Kecepatan yang diharapkan dan berbahaya

Namun, pengambilan keputusan yang cepat dan eksekusi yang cepat mungkin tidak membantu Anda dengan baik. untuk manajemen krisis yang efektif. Keuntungan dari kecerdasan buatan dan sistem otonom di medan perang mungkin tidak memberikan waktu untuk diplomasi, yang, seperti yang kita ketahui dari sejarah, sering berhasil sebagai sarana untuk mencegah atau mengelola krisis. Dalam praktiknya, memperlambat, berhenti sejenak, dan waktu untuk bernegosiasi bisa menjadi kunci kemenangan, atau setidaknya menghindari malapetaka, terutama ketika senjata nuklir dipertaruhkan.

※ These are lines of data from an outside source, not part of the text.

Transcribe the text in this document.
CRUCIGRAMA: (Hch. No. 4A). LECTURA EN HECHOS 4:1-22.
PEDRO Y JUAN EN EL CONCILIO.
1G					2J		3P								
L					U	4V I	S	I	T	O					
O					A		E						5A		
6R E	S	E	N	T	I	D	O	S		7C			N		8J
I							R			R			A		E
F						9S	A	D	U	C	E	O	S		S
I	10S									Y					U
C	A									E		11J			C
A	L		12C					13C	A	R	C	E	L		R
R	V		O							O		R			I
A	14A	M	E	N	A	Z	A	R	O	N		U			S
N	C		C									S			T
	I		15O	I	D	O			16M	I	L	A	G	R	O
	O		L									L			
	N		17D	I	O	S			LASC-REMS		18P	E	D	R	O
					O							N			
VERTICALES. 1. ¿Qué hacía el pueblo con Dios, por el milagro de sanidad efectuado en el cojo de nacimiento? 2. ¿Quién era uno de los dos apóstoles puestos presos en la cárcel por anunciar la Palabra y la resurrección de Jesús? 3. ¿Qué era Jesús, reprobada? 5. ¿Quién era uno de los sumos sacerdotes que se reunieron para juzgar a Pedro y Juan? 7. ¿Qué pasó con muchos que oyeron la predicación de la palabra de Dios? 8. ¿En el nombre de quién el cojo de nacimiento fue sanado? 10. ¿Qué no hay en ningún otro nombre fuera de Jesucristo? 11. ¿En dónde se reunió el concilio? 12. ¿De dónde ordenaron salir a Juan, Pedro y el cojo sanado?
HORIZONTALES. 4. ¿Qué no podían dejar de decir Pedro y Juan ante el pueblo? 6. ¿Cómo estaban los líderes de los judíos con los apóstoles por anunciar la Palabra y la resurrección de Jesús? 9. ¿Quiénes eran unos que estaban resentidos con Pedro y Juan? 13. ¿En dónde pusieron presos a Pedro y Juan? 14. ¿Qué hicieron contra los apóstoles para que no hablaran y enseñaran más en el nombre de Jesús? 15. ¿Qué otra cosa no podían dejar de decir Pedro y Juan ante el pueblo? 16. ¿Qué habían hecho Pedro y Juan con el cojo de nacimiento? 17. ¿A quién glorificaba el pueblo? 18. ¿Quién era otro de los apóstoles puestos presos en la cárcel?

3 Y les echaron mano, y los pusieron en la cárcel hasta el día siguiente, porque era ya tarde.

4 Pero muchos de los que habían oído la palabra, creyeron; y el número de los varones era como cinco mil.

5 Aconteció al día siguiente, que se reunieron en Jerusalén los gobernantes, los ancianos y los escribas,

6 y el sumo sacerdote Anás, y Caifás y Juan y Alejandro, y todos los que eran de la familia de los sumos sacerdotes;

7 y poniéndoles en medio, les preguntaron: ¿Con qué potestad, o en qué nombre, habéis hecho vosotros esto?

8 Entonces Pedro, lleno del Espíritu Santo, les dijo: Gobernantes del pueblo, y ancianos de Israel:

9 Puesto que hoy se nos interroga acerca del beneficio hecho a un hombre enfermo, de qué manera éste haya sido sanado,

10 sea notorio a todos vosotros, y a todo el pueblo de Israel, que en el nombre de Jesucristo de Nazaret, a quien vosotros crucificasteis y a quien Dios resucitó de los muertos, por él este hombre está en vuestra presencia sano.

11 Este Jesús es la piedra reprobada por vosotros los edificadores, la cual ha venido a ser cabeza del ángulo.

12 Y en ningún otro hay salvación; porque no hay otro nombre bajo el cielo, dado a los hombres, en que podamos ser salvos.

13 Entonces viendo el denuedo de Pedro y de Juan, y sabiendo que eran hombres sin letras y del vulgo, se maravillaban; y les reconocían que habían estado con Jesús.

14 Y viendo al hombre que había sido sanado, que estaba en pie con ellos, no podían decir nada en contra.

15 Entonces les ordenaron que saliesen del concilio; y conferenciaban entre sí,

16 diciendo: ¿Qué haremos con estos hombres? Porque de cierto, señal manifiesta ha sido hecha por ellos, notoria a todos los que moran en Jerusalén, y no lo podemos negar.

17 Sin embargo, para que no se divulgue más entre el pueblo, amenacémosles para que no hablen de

Keputusan tentang perang dan perdamaian tidak dapat diserahkan kepada analitik prediktif. Ada perbedaan mendasar dalam cara data digunakan untuk tujuan ilmiah, ekonomi, logistik, dan prediksi. kebiasaan manusia.

Beberapa orang mungkin menganggap AI sebagai kekuatan yang melemahkan sensitivitas strategis bersama dan dengan demikian meningkatkan risiko perang. Data yang rusak secara tidak sengaja atau sengaja dapat menyebabkan sistem AI melakukan tindakan yang tidak diinginkan, seperti salah mengidentifikasi dan menargetkan target yang salah. Kecepatan tindakan yang didalilkan dalam kasus pengembangan algoritme perang dapat berarti eskalasi prematur atau bahkan tidak perlu yang menghambat pengelolaan krisis secara rasional. Di sisi lain, algoritma juga tidak akan menunggu dan menjelaskan, karena mereka juga diharapkan cepat.

Aspek yang mengganggu fungsi algoritma kecerdasan buatan juga disajikan oleh kami baru-baru ini di MT. Bahkan para ahli tidak tahu persis bagaimana AI mengarah pada hasil yang kita lihat di output.

Dalam kasus algoritma perang, kita tidak bisa mengabaikan ketidaktahuan seperti itu tentang alam dan bagaimana mereka "memikirkannya". Kami tidak ingin bangun di tengah malam karena ledakan nuklir karena kecerdasan buatan "kami" atau "mereka" telah memutuskan sudah waktunya untuk menyelesaikan permainan.